Programmazione strutturata

Quando si affronta la programmazione si devono indicare al computer delle istruzioni da eseguire. Se il computer potesse comprendere il linguaggio naturale, sarebbe facile chiedere:

  • di eseguire un'istruzione condizionale: se questo è vero, fai una cosa, altrimenti fai quest'altra cosa;
  • di eseguire un'istruzione iterativa: ripeti questo per 100 volte;
  • di eseguire una sequenza di istruzioni: fai prima questo, poi fai questo e poi quest'altro.

Si tratta di istruzioni per noi molto semplici da comprendere, ma che devono essere espresse in modo da poter essere comprese dal computer. Ognuna delle precedenti istruzioni è un esempio di: una condizione, un'iterazione e una sequenza.

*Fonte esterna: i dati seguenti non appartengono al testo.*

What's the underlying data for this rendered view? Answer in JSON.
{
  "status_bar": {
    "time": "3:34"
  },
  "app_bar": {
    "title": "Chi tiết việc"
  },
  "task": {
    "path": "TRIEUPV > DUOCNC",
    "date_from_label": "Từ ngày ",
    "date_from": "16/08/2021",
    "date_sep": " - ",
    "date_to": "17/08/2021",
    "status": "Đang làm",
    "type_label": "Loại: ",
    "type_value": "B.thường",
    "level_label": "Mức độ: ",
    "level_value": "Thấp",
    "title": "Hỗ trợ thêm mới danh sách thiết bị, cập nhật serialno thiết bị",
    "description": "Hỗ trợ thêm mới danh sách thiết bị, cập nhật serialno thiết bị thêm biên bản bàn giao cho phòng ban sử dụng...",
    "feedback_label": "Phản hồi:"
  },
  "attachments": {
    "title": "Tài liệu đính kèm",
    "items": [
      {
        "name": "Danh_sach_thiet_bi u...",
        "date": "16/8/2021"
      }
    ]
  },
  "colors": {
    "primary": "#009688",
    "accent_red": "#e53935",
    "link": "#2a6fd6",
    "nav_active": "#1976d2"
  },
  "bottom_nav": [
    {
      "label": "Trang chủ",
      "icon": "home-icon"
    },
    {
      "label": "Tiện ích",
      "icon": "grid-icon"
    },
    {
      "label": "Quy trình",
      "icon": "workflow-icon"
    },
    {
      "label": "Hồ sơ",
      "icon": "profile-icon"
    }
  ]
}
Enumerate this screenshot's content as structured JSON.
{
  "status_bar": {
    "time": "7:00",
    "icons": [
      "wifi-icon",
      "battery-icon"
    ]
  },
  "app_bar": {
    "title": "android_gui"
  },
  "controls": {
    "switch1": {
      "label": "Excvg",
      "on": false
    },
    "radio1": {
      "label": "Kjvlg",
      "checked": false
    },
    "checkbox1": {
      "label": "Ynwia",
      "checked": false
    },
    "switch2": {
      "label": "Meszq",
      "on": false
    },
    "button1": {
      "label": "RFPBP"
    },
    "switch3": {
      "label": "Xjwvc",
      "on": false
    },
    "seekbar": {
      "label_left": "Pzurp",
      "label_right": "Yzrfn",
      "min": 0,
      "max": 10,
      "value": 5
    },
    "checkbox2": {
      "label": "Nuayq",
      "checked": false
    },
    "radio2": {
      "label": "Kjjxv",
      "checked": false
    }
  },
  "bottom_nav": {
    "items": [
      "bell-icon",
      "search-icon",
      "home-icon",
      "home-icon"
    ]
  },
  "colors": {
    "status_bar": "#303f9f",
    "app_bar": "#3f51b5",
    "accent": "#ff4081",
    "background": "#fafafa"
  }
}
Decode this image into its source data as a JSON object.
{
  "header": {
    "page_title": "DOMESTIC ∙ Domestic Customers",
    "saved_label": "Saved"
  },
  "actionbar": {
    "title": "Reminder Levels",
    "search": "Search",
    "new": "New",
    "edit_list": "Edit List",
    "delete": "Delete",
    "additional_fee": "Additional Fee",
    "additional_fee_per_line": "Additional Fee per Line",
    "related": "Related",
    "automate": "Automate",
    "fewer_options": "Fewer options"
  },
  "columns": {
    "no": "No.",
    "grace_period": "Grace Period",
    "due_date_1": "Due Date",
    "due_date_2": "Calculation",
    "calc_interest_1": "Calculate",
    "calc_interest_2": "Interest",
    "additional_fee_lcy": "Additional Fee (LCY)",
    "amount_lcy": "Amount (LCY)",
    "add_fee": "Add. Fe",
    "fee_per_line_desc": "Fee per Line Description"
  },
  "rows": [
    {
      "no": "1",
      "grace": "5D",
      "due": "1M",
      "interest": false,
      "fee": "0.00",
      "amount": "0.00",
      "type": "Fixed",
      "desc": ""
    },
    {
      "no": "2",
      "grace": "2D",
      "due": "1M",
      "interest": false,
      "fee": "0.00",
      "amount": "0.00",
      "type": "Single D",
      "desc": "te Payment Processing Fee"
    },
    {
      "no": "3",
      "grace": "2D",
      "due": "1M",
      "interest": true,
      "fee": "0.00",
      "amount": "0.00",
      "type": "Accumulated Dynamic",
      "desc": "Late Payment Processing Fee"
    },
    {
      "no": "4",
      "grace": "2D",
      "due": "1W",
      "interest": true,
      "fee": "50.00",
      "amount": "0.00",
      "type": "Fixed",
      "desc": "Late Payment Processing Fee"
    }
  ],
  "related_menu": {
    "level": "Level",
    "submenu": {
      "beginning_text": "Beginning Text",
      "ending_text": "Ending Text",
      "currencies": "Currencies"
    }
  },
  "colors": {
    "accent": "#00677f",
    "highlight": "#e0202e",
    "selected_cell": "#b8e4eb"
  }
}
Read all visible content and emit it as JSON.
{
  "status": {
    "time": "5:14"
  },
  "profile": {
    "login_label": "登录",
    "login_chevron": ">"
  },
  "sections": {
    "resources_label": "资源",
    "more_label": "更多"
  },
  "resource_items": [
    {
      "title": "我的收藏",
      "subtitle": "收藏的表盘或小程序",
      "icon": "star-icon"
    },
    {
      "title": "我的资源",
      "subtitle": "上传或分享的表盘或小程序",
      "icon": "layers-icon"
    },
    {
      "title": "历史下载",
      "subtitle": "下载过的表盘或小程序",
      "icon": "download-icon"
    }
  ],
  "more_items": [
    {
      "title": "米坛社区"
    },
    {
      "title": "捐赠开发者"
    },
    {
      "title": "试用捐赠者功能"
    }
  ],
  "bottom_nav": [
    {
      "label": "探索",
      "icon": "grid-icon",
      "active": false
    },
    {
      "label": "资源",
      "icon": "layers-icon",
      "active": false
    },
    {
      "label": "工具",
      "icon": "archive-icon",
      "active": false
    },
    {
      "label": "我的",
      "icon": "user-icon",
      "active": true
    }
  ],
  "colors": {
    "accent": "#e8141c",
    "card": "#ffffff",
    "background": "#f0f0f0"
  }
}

Questo teorema afferma che qualsiasi algoritmo può essere descritto utilizzando solo tre tipi di strutture: la sequenziale, la condizionale e l'iterativa.

Gli esempi appena visti erano proprio di queste strutture:

I programmi che seguiranno sono privi di altre funzioni oltre al main() per mettere in evidenza solo queste tre strutture. Al loro fianco sarà presente un diagramma di flusso che usa gli stessi colori per mettere in evidenza le tre strutture.

Le tre strutture possono anche essere combinate insieme tra di loro: si può inserire una struttura sequenziale all'interno di una condizionale(Figura 1), oppure una struttura condizionale dentro una struttura iterativa (Figura 2).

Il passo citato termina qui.